Andrea Mitchell Gently Asks Castro About ‘Different Interpretation’ of Human Rights

In a question to Cuban dictator Raul Castro during a joint press conference with President Obama on Monday, NBC chief foreign affairs correspondent Andrea Mitchell gently pressed the Communist leader on human rights abuses: “President Castro, for many of us, it's remarkable to hear you speak about all of these subjects. Could you tell us what you see in the future?... What is the future of our two countries given the different definitions and the different interpretations of profound issues like democracy and human rights?”

Immediately beforehand, she put more direct question to Obama on the same subject:

And you said the conversations about human rights were frank and candid. And that you want to move forward. But even as you were arriving, there were dramatic arrests of peaceful protests, The Ladies in White. What signal does that send? Can you have civilized co-existence at the same time you have such profound disagreements about the very definitions of what human rights means, as President Castro expressed today?

Mitchell began by hoping that the President had solidified changes in Cuba policy: “Do you feel after your meetings today that you have made enough progress to even accelerate the pace, and that the Cuban government is able to move quickly enough so that the changes that you have made through these technical adjustments to the embargo will be permanent, cannot be reversed by the next president?”

She wondered “what advice” Obama may have given to Castro about the trade embargo being lifted in the future and worried that the “continuous issue” was “blocking progress” between the U.S. and Cuba.

Here is a transcript of Mitchell’s questions to both leaders during the March 21 presser:

2:46 PM ET

(...)

ANDREA MITCHELL: Thank you, Mr. President. Do you feel after your meetings today that you have made enough progress to even accelerate the pace, and that the Cuban government is able to move quickly enough so that the changes that you have made through these technical adjustments to the embargo will be permanent, cannot be reversed by the next president? And what advice have you given to President Castro about the ability of having the blockades, the embargo lifted? Because he has said again today this is continuous issue, which is blocking progress, from their standpoint.

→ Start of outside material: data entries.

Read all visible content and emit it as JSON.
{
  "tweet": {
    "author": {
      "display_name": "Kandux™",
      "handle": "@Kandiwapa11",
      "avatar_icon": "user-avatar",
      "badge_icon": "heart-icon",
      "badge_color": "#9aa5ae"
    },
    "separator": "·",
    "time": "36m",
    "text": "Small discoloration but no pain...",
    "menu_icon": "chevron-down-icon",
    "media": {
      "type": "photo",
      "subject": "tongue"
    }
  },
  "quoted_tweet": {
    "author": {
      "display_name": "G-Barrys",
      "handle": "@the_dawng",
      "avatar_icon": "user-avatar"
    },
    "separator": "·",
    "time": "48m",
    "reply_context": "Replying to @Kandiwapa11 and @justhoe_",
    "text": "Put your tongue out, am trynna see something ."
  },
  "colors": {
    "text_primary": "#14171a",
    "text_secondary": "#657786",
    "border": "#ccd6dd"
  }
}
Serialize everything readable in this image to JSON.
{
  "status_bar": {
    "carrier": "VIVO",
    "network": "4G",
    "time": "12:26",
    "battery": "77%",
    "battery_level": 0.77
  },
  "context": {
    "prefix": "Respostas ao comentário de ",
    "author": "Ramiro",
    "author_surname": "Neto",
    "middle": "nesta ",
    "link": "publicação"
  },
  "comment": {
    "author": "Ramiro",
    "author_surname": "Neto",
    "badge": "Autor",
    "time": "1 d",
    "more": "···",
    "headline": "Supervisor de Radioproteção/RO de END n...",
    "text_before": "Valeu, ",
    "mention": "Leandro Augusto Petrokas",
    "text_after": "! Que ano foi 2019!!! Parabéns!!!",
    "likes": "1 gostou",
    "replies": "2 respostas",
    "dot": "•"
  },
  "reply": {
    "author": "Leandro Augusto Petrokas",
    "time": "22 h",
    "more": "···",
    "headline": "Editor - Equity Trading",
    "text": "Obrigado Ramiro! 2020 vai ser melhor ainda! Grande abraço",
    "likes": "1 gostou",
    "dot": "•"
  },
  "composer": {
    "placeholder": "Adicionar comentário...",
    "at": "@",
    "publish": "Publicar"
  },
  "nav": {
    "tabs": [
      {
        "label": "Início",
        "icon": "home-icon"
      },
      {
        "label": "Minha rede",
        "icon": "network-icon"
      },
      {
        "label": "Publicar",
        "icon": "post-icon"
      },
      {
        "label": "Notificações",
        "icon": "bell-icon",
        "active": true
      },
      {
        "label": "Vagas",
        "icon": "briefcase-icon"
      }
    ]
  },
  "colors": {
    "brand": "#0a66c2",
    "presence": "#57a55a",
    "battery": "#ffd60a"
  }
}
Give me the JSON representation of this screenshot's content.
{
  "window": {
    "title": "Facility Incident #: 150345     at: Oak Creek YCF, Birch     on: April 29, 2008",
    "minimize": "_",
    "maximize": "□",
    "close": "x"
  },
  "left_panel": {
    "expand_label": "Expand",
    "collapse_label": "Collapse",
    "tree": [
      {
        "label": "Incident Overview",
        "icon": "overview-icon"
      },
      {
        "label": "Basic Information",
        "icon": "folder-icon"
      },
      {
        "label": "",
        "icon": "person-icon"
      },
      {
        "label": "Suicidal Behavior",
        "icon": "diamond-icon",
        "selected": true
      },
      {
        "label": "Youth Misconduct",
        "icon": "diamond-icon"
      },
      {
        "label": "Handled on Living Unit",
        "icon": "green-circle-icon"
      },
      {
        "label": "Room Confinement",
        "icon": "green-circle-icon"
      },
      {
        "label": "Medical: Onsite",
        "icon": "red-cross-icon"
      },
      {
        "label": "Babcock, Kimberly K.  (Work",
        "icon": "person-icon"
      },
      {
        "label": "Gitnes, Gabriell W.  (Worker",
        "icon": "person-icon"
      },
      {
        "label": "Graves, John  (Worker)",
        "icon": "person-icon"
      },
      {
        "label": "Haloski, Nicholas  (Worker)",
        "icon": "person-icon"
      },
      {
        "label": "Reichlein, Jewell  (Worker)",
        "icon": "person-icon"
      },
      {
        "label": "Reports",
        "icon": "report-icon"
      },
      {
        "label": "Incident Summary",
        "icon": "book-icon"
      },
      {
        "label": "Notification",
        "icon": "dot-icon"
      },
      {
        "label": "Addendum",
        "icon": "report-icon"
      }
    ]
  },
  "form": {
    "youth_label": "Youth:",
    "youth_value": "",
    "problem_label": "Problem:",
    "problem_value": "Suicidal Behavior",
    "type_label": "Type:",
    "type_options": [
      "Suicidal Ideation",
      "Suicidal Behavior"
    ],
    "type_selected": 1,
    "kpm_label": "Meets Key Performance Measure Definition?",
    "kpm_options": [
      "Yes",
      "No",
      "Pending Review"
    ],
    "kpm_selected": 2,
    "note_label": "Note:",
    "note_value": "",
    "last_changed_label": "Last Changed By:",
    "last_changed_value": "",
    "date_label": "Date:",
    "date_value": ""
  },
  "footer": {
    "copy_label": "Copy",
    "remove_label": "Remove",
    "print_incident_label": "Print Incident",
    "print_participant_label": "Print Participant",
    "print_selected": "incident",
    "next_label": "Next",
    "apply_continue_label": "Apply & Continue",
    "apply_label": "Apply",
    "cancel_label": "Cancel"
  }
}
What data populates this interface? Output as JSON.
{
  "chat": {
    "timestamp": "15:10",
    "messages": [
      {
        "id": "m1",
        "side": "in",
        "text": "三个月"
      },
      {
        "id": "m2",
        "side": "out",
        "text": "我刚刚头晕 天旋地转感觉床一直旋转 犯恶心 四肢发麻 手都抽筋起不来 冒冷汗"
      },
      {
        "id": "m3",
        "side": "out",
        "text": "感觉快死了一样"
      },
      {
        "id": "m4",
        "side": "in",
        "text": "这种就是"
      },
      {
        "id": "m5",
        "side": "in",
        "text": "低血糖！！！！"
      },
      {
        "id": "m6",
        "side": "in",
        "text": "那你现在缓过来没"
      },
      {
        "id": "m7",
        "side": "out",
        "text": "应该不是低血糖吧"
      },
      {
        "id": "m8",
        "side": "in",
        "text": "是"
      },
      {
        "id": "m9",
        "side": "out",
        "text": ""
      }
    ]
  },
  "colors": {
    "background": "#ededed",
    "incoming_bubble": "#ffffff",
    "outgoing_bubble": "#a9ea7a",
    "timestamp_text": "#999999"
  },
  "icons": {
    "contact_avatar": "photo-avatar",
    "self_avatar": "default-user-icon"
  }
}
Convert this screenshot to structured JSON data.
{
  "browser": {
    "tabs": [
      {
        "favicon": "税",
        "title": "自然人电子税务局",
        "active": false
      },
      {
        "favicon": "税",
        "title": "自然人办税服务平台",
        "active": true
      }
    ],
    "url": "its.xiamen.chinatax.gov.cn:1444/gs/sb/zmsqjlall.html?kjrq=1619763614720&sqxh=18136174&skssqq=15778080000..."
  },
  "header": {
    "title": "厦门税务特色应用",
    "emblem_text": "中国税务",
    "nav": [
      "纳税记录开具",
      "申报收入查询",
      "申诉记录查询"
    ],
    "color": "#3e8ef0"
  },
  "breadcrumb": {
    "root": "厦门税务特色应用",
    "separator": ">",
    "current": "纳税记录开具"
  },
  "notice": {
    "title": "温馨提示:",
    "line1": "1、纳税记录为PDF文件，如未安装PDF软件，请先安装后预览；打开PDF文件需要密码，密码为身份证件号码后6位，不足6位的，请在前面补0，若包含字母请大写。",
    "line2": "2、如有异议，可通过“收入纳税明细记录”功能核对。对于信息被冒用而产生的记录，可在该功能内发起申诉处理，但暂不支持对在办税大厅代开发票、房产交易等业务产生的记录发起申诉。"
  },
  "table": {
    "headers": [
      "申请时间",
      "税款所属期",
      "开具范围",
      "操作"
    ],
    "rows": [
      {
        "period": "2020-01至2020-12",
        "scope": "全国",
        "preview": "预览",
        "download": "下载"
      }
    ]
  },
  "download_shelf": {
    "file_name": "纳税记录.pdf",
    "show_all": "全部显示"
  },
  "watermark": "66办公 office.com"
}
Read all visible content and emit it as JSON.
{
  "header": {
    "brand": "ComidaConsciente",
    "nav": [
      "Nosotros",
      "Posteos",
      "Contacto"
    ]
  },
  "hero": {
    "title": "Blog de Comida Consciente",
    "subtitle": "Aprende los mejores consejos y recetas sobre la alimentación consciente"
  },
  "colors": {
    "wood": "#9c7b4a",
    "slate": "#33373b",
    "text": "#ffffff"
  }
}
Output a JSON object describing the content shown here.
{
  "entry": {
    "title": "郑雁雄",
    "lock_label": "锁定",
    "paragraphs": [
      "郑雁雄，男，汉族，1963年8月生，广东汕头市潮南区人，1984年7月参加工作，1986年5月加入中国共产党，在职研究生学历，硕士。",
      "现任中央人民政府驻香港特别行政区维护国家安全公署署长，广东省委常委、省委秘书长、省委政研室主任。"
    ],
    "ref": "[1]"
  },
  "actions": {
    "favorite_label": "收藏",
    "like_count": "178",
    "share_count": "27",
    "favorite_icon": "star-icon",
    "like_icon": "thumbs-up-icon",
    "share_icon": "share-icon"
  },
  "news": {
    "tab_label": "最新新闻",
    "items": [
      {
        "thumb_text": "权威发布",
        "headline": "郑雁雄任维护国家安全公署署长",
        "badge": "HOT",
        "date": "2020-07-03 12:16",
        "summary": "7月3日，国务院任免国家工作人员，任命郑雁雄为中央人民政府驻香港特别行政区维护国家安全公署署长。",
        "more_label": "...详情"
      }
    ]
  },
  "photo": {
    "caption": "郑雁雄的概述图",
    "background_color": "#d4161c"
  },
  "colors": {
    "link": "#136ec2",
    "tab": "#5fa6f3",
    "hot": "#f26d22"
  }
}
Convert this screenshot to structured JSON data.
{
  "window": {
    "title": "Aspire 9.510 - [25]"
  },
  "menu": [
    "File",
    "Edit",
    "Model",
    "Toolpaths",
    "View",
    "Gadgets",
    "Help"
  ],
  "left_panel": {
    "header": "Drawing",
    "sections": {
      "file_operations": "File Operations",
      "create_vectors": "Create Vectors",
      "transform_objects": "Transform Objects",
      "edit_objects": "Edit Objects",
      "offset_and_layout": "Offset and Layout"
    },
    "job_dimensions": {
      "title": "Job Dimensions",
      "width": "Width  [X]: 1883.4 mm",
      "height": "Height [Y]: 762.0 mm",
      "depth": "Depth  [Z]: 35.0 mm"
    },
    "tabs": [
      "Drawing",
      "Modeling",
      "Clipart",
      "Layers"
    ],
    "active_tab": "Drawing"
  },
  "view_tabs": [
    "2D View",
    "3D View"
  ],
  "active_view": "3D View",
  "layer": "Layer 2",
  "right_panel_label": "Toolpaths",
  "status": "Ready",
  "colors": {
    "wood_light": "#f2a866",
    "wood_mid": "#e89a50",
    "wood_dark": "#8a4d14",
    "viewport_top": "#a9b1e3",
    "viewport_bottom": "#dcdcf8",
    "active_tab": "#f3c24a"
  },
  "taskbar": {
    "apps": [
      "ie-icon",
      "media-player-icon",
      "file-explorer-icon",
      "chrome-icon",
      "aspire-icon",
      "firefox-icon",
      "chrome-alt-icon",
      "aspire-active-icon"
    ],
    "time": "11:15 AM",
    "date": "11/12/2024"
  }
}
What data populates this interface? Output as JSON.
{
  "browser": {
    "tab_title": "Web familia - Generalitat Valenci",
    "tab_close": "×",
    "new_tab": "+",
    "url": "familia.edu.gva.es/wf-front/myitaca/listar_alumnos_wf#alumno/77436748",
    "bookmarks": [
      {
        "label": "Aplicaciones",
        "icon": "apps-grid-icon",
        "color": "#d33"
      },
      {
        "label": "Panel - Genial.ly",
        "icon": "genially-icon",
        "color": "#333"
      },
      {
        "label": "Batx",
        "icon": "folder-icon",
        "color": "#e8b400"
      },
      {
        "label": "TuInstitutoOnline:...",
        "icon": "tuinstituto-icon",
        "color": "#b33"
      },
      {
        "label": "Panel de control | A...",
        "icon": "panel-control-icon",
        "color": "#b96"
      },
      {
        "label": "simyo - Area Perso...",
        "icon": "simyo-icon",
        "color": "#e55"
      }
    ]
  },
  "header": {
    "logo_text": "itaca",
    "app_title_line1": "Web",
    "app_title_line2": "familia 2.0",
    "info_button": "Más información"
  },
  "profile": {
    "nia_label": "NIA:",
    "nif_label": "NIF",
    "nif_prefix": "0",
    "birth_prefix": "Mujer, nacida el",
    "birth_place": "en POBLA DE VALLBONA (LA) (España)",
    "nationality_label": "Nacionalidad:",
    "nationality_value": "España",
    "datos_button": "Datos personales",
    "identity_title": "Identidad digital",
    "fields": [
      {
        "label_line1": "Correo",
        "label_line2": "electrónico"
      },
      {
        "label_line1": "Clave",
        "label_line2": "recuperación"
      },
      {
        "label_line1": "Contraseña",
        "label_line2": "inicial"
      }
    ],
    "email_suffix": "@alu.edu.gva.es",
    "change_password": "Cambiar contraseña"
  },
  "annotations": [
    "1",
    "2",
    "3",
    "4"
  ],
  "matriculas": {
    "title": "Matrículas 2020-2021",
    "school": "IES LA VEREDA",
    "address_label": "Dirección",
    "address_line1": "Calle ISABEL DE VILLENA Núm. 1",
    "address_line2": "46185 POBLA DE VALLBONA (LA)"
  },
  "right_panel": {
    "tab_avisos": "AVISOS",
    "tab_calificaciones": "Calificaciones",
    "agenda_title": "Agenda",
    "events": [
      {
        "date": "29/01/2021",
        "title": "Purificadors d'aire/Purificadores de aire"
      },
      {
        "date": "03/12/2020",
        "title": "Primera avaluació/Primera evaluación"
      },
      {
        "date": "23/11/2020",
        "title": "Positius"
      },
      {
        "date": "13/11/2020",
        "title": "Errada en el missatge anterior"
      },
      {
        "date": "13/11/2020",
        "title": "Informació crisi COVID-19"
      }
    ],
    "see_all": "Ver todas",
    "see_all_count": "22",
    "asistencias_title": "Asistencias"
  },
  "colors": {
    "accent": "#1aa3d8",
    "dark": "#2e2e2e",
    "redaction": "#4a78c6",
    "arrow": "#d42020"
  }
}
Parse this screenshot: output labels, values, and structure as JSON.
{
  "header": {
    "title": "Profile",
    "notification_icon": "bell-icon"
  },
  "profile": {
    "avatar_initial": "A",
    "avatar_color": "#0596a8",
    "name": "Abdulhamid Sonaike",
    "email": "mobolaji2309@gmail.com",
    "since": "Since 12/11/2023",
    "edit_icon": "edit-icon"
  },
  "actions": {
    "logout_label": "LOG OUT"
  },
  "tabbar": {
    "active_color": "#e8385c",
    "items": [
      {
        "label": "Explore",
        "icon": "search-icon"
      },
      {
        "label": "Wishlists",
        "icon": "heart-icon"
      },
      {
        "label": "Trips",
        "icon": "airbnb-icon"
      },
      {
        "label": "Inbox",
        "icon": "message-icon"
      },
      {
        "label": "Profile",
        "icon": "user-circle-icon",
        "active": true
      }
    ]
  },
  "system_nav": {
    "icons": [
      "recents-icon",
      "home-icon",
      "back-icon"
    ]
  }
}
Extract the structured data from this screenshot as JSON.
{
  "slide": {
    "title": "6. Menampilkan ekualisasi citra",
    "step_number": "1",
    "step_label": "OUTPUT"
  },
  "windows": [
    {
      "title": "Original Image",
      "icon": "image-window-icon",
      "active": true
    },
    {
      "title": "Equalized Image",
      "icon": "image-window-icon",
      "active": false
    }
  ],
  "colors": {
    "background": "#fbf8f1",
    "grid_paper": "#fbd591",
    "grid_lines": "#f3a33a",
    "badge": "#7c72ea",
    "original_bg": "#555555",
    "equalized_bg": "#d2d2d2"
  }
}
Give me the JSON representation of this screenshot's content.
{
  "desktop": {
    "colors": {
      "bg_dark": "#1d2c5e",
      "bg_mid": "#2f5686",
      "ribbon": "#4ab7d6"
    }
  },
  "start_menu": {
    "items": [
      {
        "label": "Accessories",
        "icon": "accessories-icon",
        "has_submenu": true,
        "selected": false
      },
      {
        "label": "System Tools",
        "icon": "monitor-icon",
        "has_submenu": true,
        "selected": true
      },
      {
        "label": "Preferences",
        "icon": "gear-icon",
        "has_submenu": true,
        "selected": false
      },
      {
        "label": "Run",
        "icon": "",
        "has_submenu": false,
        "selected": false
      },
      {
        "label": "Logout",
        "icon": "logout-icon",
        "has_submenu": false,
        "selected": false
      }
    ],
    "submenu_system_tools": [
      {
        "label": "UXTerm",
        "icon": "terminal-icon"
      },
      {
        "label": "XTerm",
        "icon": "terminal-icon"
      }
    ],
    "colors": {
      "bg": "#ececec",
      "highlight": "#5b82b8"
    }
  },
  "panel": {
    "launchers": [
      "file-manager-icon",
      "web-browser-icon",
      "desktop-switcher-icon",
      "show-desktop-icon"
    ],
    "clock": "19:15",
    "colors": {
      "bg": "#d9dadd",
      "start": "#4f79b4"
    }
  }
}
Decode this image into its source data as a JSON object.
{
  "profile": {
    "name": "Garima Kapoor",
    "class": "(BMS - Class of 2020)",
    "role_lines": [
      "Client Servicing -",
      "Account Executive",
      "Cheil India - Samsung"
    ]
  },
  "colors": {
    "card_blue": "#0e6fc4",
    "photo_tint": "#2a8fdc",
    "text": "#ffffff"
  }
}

And you said the conversations about human rights were frank and candid. And that you want to move forward. But even as you were arriving, there were dramatic arrests of peaceful protests, The Ladies in White. What signal does that send? Can you have civilized co-existence at the same time you have such profound disagreements about the very definitions of what human rights means, as President Castro expressed today?

And for President Castro, for many of us, it's remarkable to hear you speak about all of these subjects. Could you tell us what you see in the future? President Obama has nine months remaining. You have said you would be stepping down in 2018. What is the future of our two countries given the different definitions and the different interpretations of profound issues like democracy and human rights? Thank you.